After the disappointment that was Hex, I was hoping my next read would be more enjoyable. Thankfully, the Urban Fantasy book, Strange Practice by Vivian Shaw was just that.
Meet Doctor Greta Helsing, medic to the differently living.
After inheriting a specialist clinic from her father, Greta looks after the supernatural residents of London, unknown by the human population, by treating all their medical needs.
However, as a string of murders plagues the ‘normal’ Londoners, a member of the supernatural society is their next victim. Greta will need all her medical training to keep her friends and herself alive while trying to put an end to this cult’s crimes.
First off, I adore the characters in this story. Greta is a no-nonsense hard working Doctor who is very passionate about her patients. While often tired and not making a lot to live on, she finds her line of work fulfilling. When the attacks hit close to home, she pushes herself in order to protect her paranormal patients and friends.
However, my favourite character has to be the host with the most, the vampire Ruthven. He is a sweetheart who not only shares a close bond with Greta but a man called August since Ruthven has looked after and been close friends with the family for a few decades.
Both himself and vampyre Varney are both based off characters from Penny Dreadfuls. In-universe, the fictional versions are indeed based on the ‘real’ characters and both of them hate how they are portrayed. I thought it was a fun nod to old-timey horror and gave an early insite in how they operate in their world.
Something I wish they talked about a bit more was how the supernatural blend in with the human population. There are other human doctors but we only hear about one, although that might be elaborated on in the later books.
The story moves at a good pace, flipping between different characters points of views. Even to the agonists at multiple times but they are only shown bit by bit, leaving some mystery around them.

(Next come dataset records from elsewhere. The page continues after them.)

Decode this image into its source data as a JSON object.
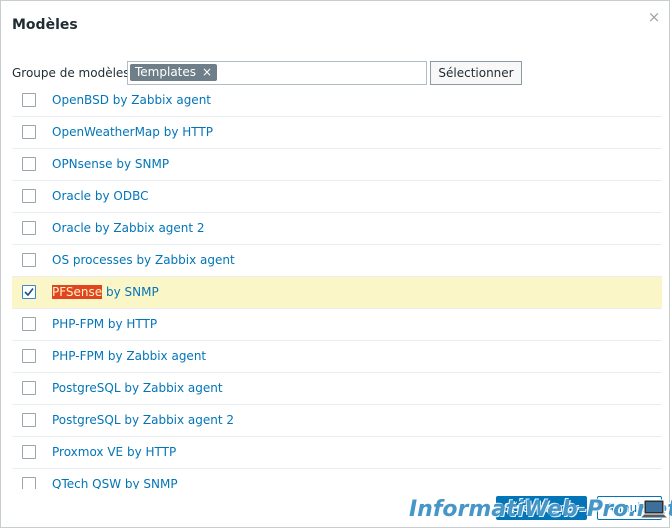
{
  "dialog": {
    "title": "Modèles",
    "close_label": "×"
  },
  "group": {
    "label": "Groupe de modèles",
    "chip": "Templates",
    "chip_remove": "×",
    "select_button": "Sélectionner"
  },
  "list": {
    "items": [
      {
        "label": "OpenBSD by Zabbix agent",
        "checked": false
      },
      {
        "label": "OpenWeatherMap by HTTP",
        "checked": false
      },
      {
        "label": "OPNsense by SNMP",
        "checked": false
      },
      {
        "label": "Oracle by ODBC",
        "checked": false
      },
      {
        "label": "Oracle by Zabbix agent 2",
        "checked": false
      },
      {
        "label": "OS processes by Zabbix agent",
        "checked": false
      },
      {
        "label_highlight": "PFSense",
        "label_rest": " by SNMP",
        "checked": true
      },
      {
        "label": "PHP-FPM by HTTP",
        "checked": false
      },
      {
        "label": "PHP-FPM by Zabbix agent",
        "checked": false
      },
      {
        "label": "PostgreSQL by Zabbix agent",
        "checked": false
      },
      {
        "label": "PostgreSQL by Zabbix agent 2",
        "checked": false
      },
      {
        "label": "Proxmox VE by HTTP",
        "checked": false
      },
      {
        "label": "QTech QSW by SNMP",
        "checked": false
      }
    ]
  },
  "footer": {
    "select_button": "Sélectionner",
    "cancel_button": "Annuler"
  },
  "watermark": {
    "text": "InformatiWeb-Pro.net"
  },
  "colors": {
    "link": "#0275b8",
    "selected_row": "#fbf6c8",
    "highlight": "#e1451f"
  }
}
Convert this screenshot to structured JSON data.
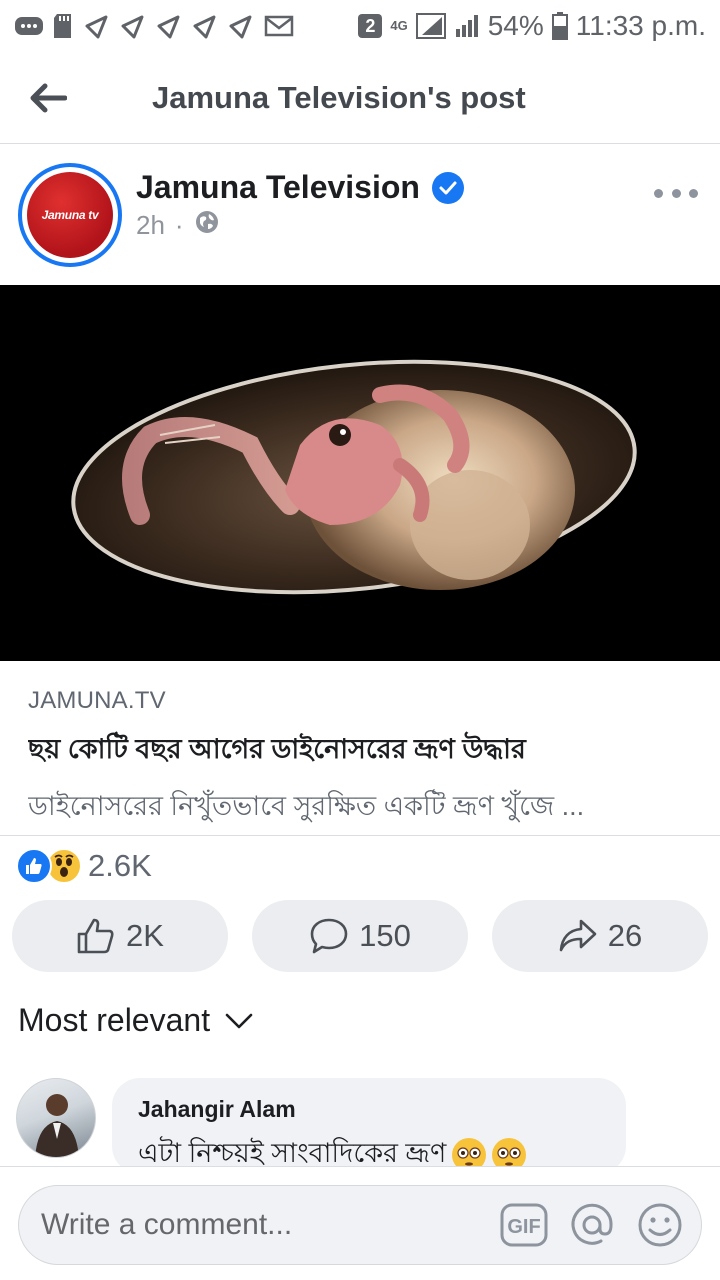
{
  "status_bar": {
    "sim_badge": "2",
    "network": "4G",
    "battery": "54%",
    "time": "11:33 p.m."
  },
  "header": {
    "title": "Jamuna Television's post"
  },
  "post": {
    "page_name": "Jamuna Television",
    "avatar_text": "Jamuna tv",
    "time_ago": "2h",
    "separator": "·",
    "verified": true
  },
  "link_preview": {
    "domain": "JAMUNA.TV",
    "title": "ছয় কোটি বছর আগের ডাইনোসরের ভ্রূণ উদ্ধার",
    "description": "ডাইনোসরের নিখুঁতভাবে সুরক্ষিত একটি ভ্রূণ খুঁজে ..."
  },
  "reactions": {
    "count": "2.6K",
    "types": [
      "like",
      "wow"
    ]
  },
  "actions": {
    "like_count": "2K",
    "comment_count": "150",
    "share_count": "26"
  },
  "comments": {
    "sort_label": "Most relevant",
    "items": [
      {
        "author": "Jahangir Alam",
        "text": "এটা নিশ্চয়ই সাংবাদিকের ভ্রূণ"
      }
    ]
  },
  "composer": {
    "placeholder": "Write a comment...",
    "gif_label": "GIF"
  },
  "colors": {
    "brand_blue": "#1877f2",
    "avatar_red": "#c8151c",
    "wow_yellow": "#f7c33b",
    "button_bg": "#ebedf0"
  }
}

Despite being set in the modern-day, Strange Practice has a Victorian atmosphere. Due in part to supernatural characters and murders in the dark in London. I’m not complaining since I have a bit of a soft spot for all things Victorian in nature. While you might see some twists coming, the story isn’t too predictable.
All in all, I adored Strange Practice. I haven’t read a lot of Urban Fantasy outside of Good Omens in quite some time and this book reignited my love of the genre. If Goodreads ratings are to be trusted it seems like this book gets a mixed reception and while I can understand why I personally recommend it for fans of the Supernatural and Urban Fantasy.